For Green Bay, a fourth Super Bowl ring is on the line. Former Packer head coach Mike Holmgren played the role of Superman during 1997 rescuing the team from dull days past, and now Pittsburgh born Mike McCarthy looks to do the replicate his achievements.
One thing stands in the way, however.
You thought I was going to say the Pittsburgh Steelers, didn't you? Better luck next time.
Yes, believe it or not doubt comes into play when taking a look at the Packers, as the seven Super Bowl juggernaut is an experts dream chew toy with a span of two weeks to analyze and criticize. Still, at the end of the day only one conclusion can be reached -- the Steelers have a distinct experience advantage.
Curly Lambeau may have disagreed mind you.
For the record, just about everyone is in on the Steelers wheel of fortune. Snoop Dogg is sporting his varsity jacket, while game simulations performed by Accuscore have the Steelers winning 70% of the time should they take care of the ball.

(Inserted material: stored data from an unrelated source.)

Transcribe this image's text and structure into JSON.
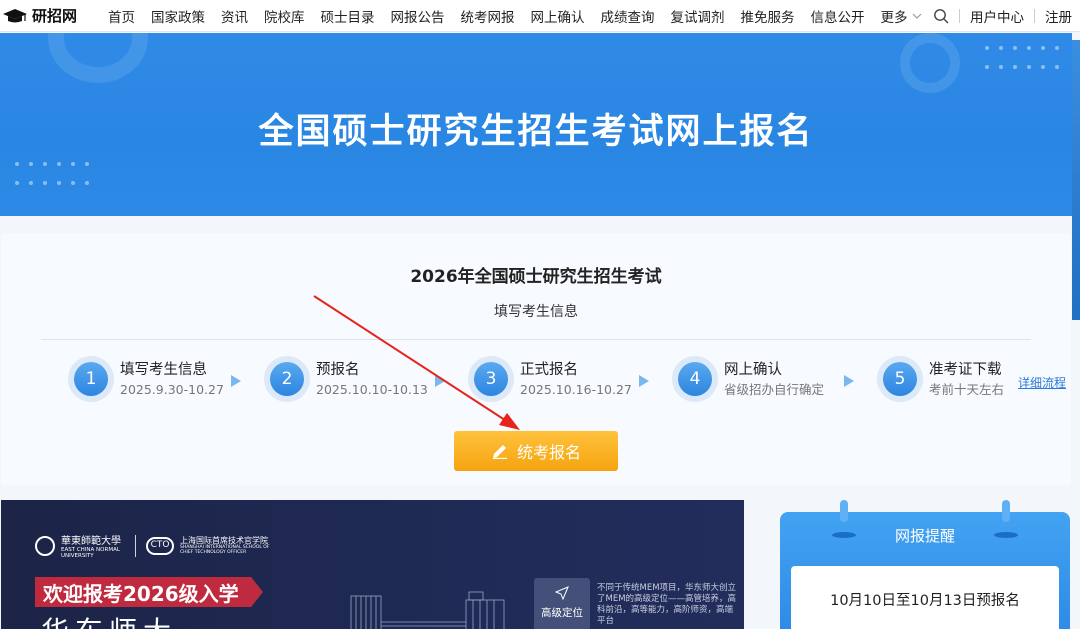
{
  "site": {
    "logo_text": "研招网"
  },
  "nav": {
    "items": [
      "首页",
      "国家政策",
      "资讯",
      "院校库",
      "硕士目录",
      "网报公告",
      "统考网报",
      "网上确认",
      "成绩查询",
      "复试调剂",
      "推免服务",
      "信息公开"
    ],
    "more_label": "更多",
    "user_center": "用户中心",
    "register": "注册"
  },
  "hero": {
    "title": "全国硕士研究生招生考试网上报名"
  },
  "card": {
    "title": "2026年全国硕士研究生招生考试",
    "subtitle": "填写考生信息",
    "steps": [
      {
        "num": "1",
        "name": "填写考生信息",
        "date": "2025.9.30-10.27"
      },
      {
        "num": "2",
        "name": "预报名",
        "date": "2025.10.10-10.13"
      },
      {
        "num": "3",
        "name": "正式报名",
        "date": "2025.10.16-10.27"
      },
      {
        "num": "4",
        "name": "网上确认",
        "date": "省级招办自行确定"
      },
      {
        "num": "5",
        "name": "准考证下载",
        "date": "考前十天左右"
      }
    ],
    "detail_link": "详细流程",
    "apply_button": "统考报名"
  },
  "ad": {
    "school_name": "華東師範大學",
    "school_en": "EAST CHINA NORMAL UNIVERSITY",
    "cto_badge": "CTO",
    "institute_name": "上海国际首席技术官学院",
    "institute_en": "SHANGHAI INTERNATIONAL SCHOOL OF CHIEF TECHNOLOGY OFFICER",
    "welcome": "欢迎报考2026级入学",
    "big_text": "华东师大",
    "feature_label": "高级定位",
    "feature_desc": "不同于传统MEM项目，华东师大创立了MEM的高级定位——高管培养，高科前沿，高等能力，高阶师资，高端平台"
  },
  "remind": {
    "title": "网报提醒",
    "body": "10月10日至10月13日预报名"
  },
  "colors": {
    "hero_blue": "#2a86e3",
    "apply_orange": "#f5a40f",
    "step_blue": "#2d85e0",
    "annotation_red": "#e5241b"
  }
}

One giant gulp has just been taken by McCarthy.
But why should the Packers second guess themselves against Tomlin's crew? The Packers are just as successful away from the trophy cabinet, not to mention Green Bay do have a defensive advantage with center Maurkice Pouncey kicking up his leg walker on the sidelines.
Good thinking 99, you just may be on to something.
I've said it ever since Pouncey was announced to miss out on Sunday, and I'll say it again, the Packers will win the pressure battle. Roethlisberger may be as strong as a workman's hardhat, but there is no reason "The Freezer" B.J. Raji can't throw a 337 pound fastball Big Ben's way.
Just like Tim Lincecum, that fastball will come straight up the middle.
Replacement center Dan Legursky will fill in for Pouncey, a second year player that makes his first start in the Super Bowl, a stage that welcomes nerves and squashes poor performances. I won't get ahead of myself, though.
Who will bring the pressure other than Raji?
One, A.J Hawk. Two, Desmond Bishop. Three, Cullen Jenkins, in that order. (Throw in Clay Matthews if you wish, even though he will be more of a force on the outside)
All of these players will utilize the on-ramp through the middle of the Steelers highway Sunday, and with 10.5 sacks between them, the Packers should be able to implement the same amount of doubt into Tomlin's normally calm head.
Green Bay must steer clear from the media's predictions, a foggy mind and a wagon full of doubt was one of the main reasons the Packers lost to John Elway and the Denver Broncos during Super Bowl XXXII. McCarthy isn't likely to let history repeat itself.
I've tossed and turned with the rest of you, but Rodgers has instilled faith in Green Bay this postseason. His exclusive indoor ways also elude me to a Packer victory.